Comic Book POW! - Aug. 19
Okay, so harsh times are afoot in the world of comics. The massive DC layoffs and the deliberate disintegration of the DC Universe streaming service --and WarnerMedia also taking an ax to many other subsidiaries and business segments at the same time that went largely unnoticed--has been the headline for the last week or so. But hope still remains, after a fashion: Jim Lee actually spoke at a spotlight panel at C2E2 under the unintentionally ominous banner “We Are Still in the Business of Publishing Comics.”
Um...yeesh. The last time I encountered a declarative statement like that, it was the sign at a failing Dairy Queen that read "Yes, We Are Definitely Still Open."
DC Universe will continue as a digital subscription platform for the 25,000 comic book titles listed therein, and I feel reassured by that; Marvel has done very well with this model, and perhaps the cost-cutting measure of moving the video streaming service and its big exclusive hits to HBO Max will help to reinvigorate the still-blossoming digital comic book market. Quarantine has done funny things to us all. When my kids were born, a switch flipped in my brain and suddenly, I went from the ability to devour books in a week or less to an even more potent superpower to fall asleep with a paperback on my face. But now, only the better part of a year into this new way of life, I'm suddenly starved for new narrative content, and fresh new comic books feel like a bygone thing of my youth that I can't pass up. It's much easier to justify the expense for a digital account, much easier to download and consume...much easier still to get digital comics into the hands of folks who can't step into a local comic book shop anymore.
Now, that's a dark notion for those shops, but if there's one thing that struck very, very dark during this interview, it was Lee's pondering over what comics will continue to make the jump to physical print going forward. Essentially, Lee is conceding the fact that digital purchases are going to be the driving force for deciding what gets printed on paper and ink. That sure sucks for retailers and collectors alike, because it's going to relegate the entire industry toward propping up the ongoing narratives instead of making room for reprints and collections. It's going to become more of a current buyer's market, with video game tie-ins and movie adaptations taking a much bigger role than they have before, because those are the issues that sell to diehard fan and casual reader alike. Especially on a digital platform.
But think about that for a moment. Remember back during the good ol' days (before I was born, granted), when comic books were an industry that survived much more like a fresh periodical instead of a high-end, niche speculation market? This is going to be a painful process, moving primary business from print to digital, but it's been written on the wall for so many years there's really no excuse for anyone caught with their pants down. Storylines are going to be planned out differently, developing narratives are going to take priority over rehashes of past work.
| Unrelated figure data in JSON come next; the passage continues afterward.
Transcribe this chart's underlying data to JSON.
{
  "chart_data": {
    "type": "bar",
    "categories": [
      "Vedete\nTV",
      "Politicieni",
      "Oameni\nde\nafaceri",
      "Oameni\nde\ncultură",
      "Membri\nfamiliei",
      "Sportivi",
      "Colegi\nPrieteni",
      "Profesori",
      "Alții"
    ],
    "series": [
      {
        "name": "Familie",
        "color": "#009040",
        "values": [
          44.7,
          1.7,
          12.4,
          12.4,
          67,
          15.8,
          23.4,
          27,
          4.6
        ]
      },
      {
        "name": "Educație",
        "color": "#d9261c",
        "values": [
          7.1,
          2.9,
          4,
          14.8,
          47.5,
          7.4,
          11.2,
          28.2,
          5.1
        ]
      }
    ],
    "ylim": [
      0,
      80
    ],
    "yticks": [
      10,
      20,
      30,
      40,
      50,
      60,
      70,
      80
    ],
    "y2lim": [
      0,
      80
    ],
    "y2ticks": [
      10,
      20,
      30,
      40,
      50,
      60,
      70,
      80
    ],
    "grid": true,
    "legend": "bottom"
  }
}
This could be an invigorating step for the medium, albeit a risky one.
Marvel and DC are not going anywhere, especially now that they both have unstoppable corporate masters, but I can't help but worry for the smaller publishers like Boom! and Darkhorse, whose output has dropped significantly and cannot rely on robust apps and corporate synergy to save them.
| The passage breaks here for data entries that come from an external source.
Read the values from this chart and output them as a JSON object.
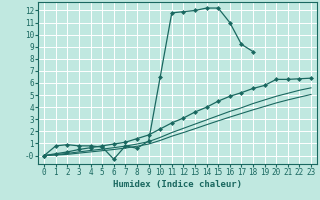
{
  "xlabel": "Humidex (Indice chaleur)",
  "xlim": [
    -0.5,
    23.5
  ],
  "ylim": [
    -0.7,
    12.7
  ],
  "yticks": [
    0,
    1,
    2,
    3,
    4,
    5,
    6,
    7,
    8,
    9,
    10,
    11,
    12
  ],
  "ytick_labels": [
    "-0",
    "1",
    "2",
    "3",
    "4",
    "5",
    "6",
    "7",
    "8",
    "9",
    "10",
    "11",
    "12"
  ],
  "xticks": [
    0,
    1,
    2,
    3,
    4,
    5,
    6,
    7,
    8,
    9,
    10,
    11,
    12,
    13,
    14,
    15,
    16,
    17,
    18,
    19,
    20,
    21,
    22,
    23
  ],
  "bg_color": "#c0e8e0",
  "grid_color": "#ffffff",
  "line_color": "#1a6860",
  "lines": [
    {
      "x": [
        0,
        1,
        2,
        3,
        4,
        5,
        6,
        7,
        8,
        9,
        10,
        11,
        12,
        13,
        14,
        15,
        16,
        17,
        18
      ],
      "y": [
        0,
        0.8,
        0.9,
        0.8,
        0.8,
        0.7,
        -0.3,
        0.8,
        0.6,
        1.2,
        6.5,
        11.8,
        11.9,
        12.0,
        12.2,
        12.2,
        11.0,
        9.2,
        8.6
      ],
      "marker": "D",
      "markersize": 2.0,
      "linewidth": 0.9
    },
    {
      "x": [
        0,
        1,
        2,
        3,
        4,
        5,
        6,
        7,
        8,
        9,
        10,
        11,
        12,
        13,
        14,
        15,
        16,
        17,
        18,
        19,
        20,
        21,
        22,
        23
      ],
      "y": [
        0,
        0.15,
        0.3,
        0.5,
        0.65,
        0.8,
        0.95,
        1.1,
        1.4,
        1.7,
        2.2,
        2.7,
        3.1,
        3.6,
        4.0,
        4.5,
        4.9,
        5.2,
        5.55,
        5.8,
        6.3,
        6.3,
        6.35,
        6.4
      ],
      "marker": "D",
      "markersize": 2.0,
      "linewidth": 0.9
    },
    {
      "x": [
        0,
        1,
        2,
        3,
        4,
        5,
        6,
        7,
        8,
        9,
        10,
        11,
        12,
        13,
        14,
        15,
        16,
        17,
        18,
        19,
        20,
        21,
        22,
        23
      ],
      "y": [
        0,
        0.08,
        0.18,
        0.3,
        0.42,
        0.53,
        0.65,
        0.78,
        0.95,
        1.15,
        1.5,
        1.9,
        2.25,
        2.6,
        2.95,
        3.3,
        3.65,
        3.95,
        4.3,
        4.6,
        4.9,
        5.15,
        5.4,
        5.6
      ],
      "marker": null,
      "markersize": 0,
      "linewidth": 0.8
    },
    {
      "x": [
        0,
        1,
        2,
        3,
        4,
        5,
        6,
        7,
        8,
        9,
        10,
        11,
        12,
        13,
        14,
        15,
        16,
        17,
        18,
        19,
        20,
        21,
        22,
        23
      ],
      "y": [
        0,
        0.04,
        0.1,
        0.2,
        0.3,
        0.4,
        0.5,
        0.62,
        0.77,
        0.95,
        1.25,
        1.6,
        1.9,
        2.22,
        2.55,
        2.87,
        3.18,
        3.48,
        3.78,
        4.06,
        4.35,
        4.6,
        4.83,
        5.05
      ],
      "marker": null,
      "markersize": 0,
      "linewidth": 0.8
    }
  ],
  "figsize": [
    3.2,
    2.0
  ],
  "dpi": 100,
  "font_size_ticks": 5.5,
  "font_size_xlabel": 6.5
}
The Question: The Deaths of Vic Sage #4 (DC Comics)
A character who has gone through multiple alarming philosophical changes over the decades since his creation by Steve Ditko, Vic Sage has always been on a search for truth above all other things, both as a journalist and a faceless vigilante. This reintroduction to the character's mythos, pulling largely from the seminal Denny O'Neil series of the late '80s, leans hard into a more mystical approach and hopefully might lead into an ongoing mystery series that the publisher sorely needs.
It is a little depressing, in light of the recent meat-grinder of layoffs and cutbacks, to see such a promising work hit DC's "Black Label," a mature/prestige moniker meant to replace the now defunct Vertigo imprint. Black Label is one of the more hurtful casualties of AT&T/WarnerMedia cleaning house, and "The Deaths of Vic Sage" is one of those miniseries that presents a clear example of the kind of product DC can conjure that has no rival. But, alas, there's no more "Game of Thrones" war chest and no one is discovering cool new noir stories on the shelves of their comic book store lately.
Maestro #1 (Marvel Comics)
Peter David returns to his landmark "Incredible Hulk: Future Imperfect" storyline from 1992, to center a new series on Maestro, the far-flung future version of Hulk on Earth-9200. He's a malevolent leader in a post-apocalypse without any super-powered heroes left. As smart as Bruce Banner, and more powerful than the Hulk thanks to years of additional radioactive fallout, Maestro's new tale will fill in some of the blanks from his debut 30 years ago. For instance, where in his future world is the Hulk that we know?
David, who famously butched up Aquaman for DC in a landmark series whose influence is felt even today, has a knack for gifting less dense characters with complicated backstories and heavy senses of responsibility based on their history. And I really have to hand it to Marvel editors, who cannot be stopped in finding new ways to keep the world of Hulk fresh and interesting, with 2018's "Immortal Hulk" pushing the boundaries of what this character can mean as a concept. Perhaps "Maestro" can help push what the Hulk's powers mean on a personal, (super)human level.
Legendary George Perez, who inked the original storyline, guests with a terrific alternate debut cover.